Monique Beaucejour, 46, of Bloomfield, was working as Certified Nursing Assistant (“CNA”) at Genesis Waterview Center in Cedar Grove last month when she allegedly left an elderly woman, who required total assistance with care, sitting on her bed. The woman suffered a fall with serious head injuries, but instead of immediately summoning medical assistance, Beaucejour allegedly placed the woman back in bed, and left her there. Beaucejour later returned to the room and summoned help for the woman, pretending to have just discovered her lying injured in bed, according to the accusations. The woman was transported to the hospital and died later that day.

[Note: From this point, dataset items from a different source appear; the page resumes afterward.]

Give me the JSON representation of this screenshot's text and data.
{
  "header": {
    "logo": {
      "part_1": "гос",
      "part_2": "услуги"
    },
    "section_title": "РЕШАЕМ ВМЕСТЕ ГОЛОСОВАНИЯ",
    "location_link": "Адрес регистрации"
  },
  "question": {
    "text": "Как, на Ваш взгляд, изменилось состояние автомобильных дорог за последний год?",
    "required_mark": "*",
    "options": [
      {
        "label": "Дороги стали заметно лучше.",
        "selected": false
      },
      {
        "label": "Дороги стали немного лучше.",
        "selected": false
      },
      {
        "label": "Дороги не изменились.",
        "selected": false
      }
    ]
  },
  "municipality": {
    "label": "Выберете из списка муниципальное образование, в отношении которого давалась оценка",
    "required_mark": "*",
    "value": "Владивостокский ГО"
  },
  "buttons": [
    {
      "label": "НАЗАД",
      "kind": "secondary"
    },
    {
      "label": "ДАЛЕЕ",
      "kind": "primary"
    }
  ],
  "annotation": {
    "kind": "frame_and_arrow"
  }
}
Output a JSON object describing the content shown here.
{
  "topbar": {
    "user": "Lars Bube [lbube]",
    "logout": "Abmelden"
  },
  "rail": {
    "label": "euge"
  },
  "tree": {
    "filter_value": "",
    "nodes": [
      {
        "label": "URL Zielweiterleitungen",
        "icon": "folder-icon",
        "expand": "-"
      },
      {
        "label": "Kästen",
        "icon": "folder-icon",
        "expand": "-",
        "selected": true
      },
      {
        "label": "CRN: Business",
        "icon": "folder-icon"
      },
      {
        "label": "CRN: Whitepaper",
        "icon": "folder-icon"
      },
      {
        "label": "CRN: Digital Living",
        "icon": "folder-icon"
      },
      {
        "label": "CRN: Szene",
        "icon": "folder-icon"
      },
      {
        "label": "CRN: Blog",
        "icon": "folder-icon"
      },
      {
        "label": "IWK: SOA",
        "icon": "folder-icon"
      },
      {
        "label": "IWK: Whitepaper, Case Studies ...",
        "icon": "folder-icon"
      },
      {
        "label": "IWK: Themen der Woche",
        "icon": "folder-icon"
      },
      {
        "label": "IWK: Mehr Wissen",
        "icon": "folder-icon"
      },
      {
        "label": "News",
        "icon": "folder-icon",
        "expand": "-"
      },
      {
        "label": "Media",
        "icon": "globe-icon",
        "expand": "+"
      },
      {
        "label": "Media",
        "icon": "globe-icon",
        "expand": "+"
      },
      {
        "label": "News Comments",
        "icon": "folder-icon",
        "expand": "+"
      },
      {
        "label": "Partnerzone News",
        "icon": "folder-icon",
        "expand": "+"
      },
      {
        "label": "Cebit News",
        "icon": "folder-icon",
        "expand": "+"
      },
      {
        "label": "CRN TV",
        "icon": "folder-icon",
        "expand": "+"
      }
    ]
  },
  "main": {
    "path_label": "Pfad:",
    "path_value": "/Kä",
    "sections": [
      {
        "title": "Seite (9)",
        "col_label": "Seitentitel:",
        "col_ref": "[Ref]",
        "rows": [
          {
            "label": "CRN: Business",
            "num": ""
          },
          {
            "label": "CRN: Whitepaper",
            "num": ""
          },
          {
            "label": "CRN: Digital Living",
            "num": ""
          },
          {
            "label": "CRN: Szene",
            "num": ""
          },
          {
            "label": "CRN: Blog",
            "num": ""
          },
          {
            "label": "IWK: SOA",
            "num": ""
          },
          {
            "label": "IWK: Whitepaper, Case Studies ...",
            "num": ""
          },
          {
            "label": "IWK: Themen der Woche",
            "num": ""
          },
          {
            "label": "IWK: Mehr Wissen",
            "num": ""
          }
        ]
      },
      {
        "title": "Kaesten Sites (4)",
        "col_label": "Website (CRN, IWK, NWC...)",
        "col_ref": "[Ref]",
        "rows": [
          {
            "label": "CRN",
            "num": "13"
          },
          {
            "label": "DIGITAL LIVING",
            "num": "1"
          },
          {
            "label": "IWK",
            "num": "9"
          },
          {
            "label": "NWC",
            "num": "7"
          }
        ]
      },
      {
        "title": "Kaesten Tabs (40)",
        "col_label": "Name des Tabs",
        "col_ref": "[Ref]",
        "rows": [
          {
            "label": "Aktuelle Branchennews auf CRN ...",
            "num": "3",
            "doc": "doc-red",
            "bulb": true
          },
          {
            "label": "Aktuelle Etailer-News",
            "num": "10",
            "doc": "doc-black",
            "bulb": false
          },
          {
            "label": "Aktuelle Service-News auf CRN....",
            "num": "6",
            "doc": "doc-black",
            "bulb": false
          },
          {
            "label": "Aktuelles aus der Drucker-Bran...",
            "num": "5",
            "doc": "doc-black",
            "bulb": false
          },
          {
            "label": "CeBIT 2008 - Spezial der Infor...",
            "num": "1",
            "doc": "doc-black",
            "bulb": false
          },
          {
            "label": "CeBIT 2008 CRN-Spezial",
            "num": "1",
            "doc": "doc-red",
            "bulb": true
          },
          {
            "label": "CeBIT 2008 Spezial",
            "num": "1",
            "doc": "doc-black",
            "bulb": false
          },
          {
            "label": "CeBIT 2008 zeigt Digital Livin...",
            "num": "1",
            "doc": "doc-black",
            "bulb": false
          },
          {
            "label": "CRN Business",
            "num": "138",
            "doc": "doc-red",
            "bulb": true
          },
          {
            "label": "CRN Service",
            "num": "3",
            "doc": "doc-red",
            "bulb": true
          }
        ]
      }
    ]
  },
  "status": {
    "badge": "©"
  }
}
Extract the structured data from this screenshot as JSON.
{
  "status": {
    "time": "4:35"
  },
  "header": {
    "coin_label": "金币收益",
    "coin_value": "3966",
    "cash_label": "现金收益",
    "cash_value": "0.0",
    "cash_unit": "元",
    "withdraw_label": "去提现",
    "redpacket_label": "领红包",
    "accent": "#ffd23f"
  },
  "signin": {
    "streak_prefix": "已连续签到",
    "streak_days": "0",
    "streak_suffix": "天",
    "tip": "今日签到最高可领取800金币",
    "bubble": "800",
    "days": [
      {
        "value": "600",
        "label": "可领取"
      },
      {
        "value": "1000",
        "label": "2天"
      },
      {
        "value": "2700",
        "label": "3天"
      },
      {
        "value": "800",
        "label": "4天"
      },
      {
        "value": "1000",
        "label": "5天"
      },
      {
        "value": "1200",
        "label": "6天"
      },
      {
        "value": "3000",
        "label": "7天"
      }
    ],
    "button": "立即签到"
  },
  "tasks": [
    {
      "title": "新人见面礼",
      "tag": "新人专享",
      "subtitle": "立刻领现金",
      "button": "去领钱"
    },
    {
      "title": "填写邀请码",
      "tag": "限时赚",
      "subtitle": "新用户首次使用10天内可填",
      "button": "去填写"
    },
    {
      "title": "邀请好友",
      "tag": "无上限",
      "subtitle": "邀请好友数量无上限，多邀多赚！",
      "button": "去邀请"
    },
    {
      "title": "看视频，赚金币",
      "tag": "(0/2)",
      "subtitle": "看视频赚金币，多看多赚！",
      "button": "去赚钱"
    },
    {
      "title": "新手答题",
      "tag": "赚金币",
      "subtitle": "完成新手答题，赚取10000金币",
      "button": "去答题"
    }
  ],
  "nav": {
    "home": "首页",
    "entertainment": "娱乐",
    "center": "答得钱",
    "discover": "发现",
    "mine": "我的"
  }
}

Police charged Beaucejour with reckless manslaughter, obstructing the administration of law, suppressing evidence to hinder prosecution, and abandonment/neglect of an elderly person in connection.
“Elderly patients in nursing homes are dependent upon caregivers who are duty-bound to ensure their wellbeing. When a caregiver recklessly disregards that duty, the results can be tragic,” said Attorney General Grewal. “Protecting this vulnerable population is paramount.”
Beaucejour, who was not working under her CHHA certification when the incident occurred, agreed to the temporary suspension of her CHHA certification pending the outcome of the criminal charges against her and pending further action by the Board.
“Any time a certified homemaker-home health aide is arrested, either on or off the job, it raises serious concerns about their ability to provide quality care,” said Paul R. Rodríguez, Acting Director of the Division of Consumer Affairs. “But when the charges involve the death of an elderly patient, the risk of harm is extreme and public protection demands that the licensee be removed from practice until the matter is resolved. We are pleased the Board took that step.”
Beaucejour was fired from her job immediately after the alleged incident, which occurred on August 13. The Department of Health, which regulates nursing assistants employed in health care facilities, suspended Beaucejour’s CNA certification.
Under the Interim Consent Order with the Board, Beaucejour cannot practice, identify herself, or be employed as a CHHA. She also must surrender all copies of her CHHA certificates to the Board of Nursing.
The suspension of Beaucejour’s CHHA certificate is temporary, pending the outcome of the charges against her. The Board of Nursing may take further disciplinary action after the disposition of the criminal charges. The surrender of her CHHA certificate is not considered an admission of liability.
The Board of Nursing is charged with regulating nursing and homemaker-home health aide services in the State of New Jersey, and making sure those who practice these professions are qualified and competent to do so.